Due to the highly regulated nature of the business, nursing homes (more so than ALFs) have no shortage of documentation within their files. Even a short stay of less than a month in a nursing home will fill a 3-inch binder with care-related records. However, a resident’s claims may not be well documented within the nursing home chart. Furthermore, while Adverse Incident Reports must be filed with the State, they are not generally produced or even subject to discovery in litigation, absent unusual circumstances. Most nursing homes and ALFs specifically spell out on their internal Accident or Incident Report forms that the document is “not part of the patient’s chart” therefore when the chart copy is requested, the critical information that the nursing home has on the Accident or Incident Report, and the state-required Adverse Incident Report, is not made available to the resident, the claimant or their attorney (unless those details were also included in the narrative nursing records).
Long-term care facilities have long been subject to intense scrutiny over poor documentation and obviously fraudulent documentation.
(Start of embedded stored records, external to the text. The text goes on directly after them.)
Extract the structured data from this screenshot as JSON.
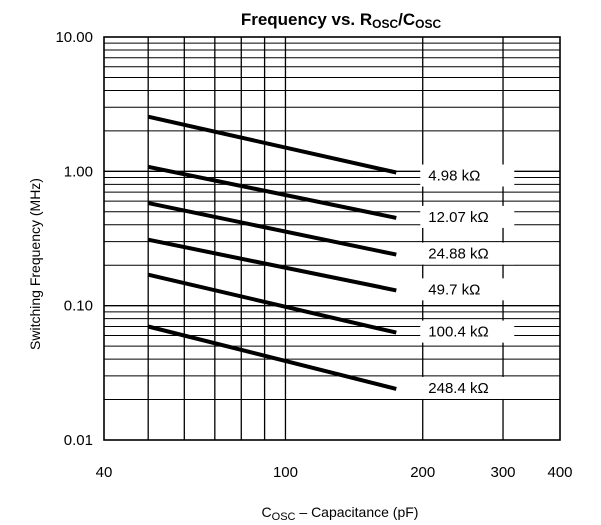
{
  "chart_data": {
    "type": "line",
    "title": {
      "main": "Frequency vs. R",
      "sub1": "OSC",
      "slash": "/C",
      "sub2": "OSC"
    },
    "xlabel": {
      "main": "C",
      "sub": "OSC",
      "rest": " – Capacitance (pF)"
    },
    "ylabel": "Switching Frequency (MHz)",
    "x_scale": "log",
    "y_scale": "log",
    "xlim": [
      40,
      400
    ],
    "ylim": [
      0.01,
      10
    ],
    "x_ticks": [
      {
        "value": 40,
        "label": "40"
      },
      {
        "value": 100,
        "label": "100"
      },
      {
        "value": 200,
        "label": "200"
      },
      {
        "value": 300,
        "label": "300"
      },
      {
        "value": 400,
        "label": "400"
      }
    ],
    "y_ticks": [
      {
        "value": 10,
        "label": "10.00"
      },
      {
        "value": 1,
        "label": "1.00"
      },
      {
        "value": 0.1,
        "label": "0.10"
      },
      {
        "value": 0.01,
        "label": "0.01"
      }
    ],
    "grid": true,
    "series": [
      {
        "name": "4.98 kΩ",
        "x": [
          50,
          175
        ],
        "y": [
          2.55,
          0.98
        ]
      },
      {
        "name": "12.07 kΩ",
        "x": [
          50,
          175
        ],
        "y": [
          1.08,
          0.45
        ]
      },
      {
        "name": "24.88 kΩ",
        "x": [
          50,
          175
        ],
        "y": [
          0.58,
          0.24
        ]
      },
      {
        "name": "49.7 kΩ",
        "x": [
          50,
          175
        ],
        "y": [
          0.31,
          0.13
        ]
      },
      {
        "name": "100.4 kΩ",
        "x": [
          50,
          175
        ],
        "y": [
          0.17,
          0.063
        ]
      },
      {
        "name": "248.4 kΩ",
        "x": [
          50,
          175
        ],
        "y": [
          0.07,
          0.024
        ]
      }
    ]
  }
}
Nursing home documentation of care provided when the resident is out of the facility (perhaps for a holiday weekend with family, at dialysis outside the facility, or in the hospital) is unfortunately, not unusual. Alarmingly, documentation asserting that medications and treatments were provided to a resident, in detail, on the day after a resident’s death is not unheard of. The many examples of such charting have created a crisis in credibility of some nursing home charts.
In the Assisted Living Facility setting, documentation requirements are much less voluminous and specific. As such, one Assisted Living Facility may provide documentation that is very detailed, perhaps even with the level of detail found in many nursing home charts, while another similar facility on the other side of town may contain only the sparsest of documentation regarding the residents’ daily activities.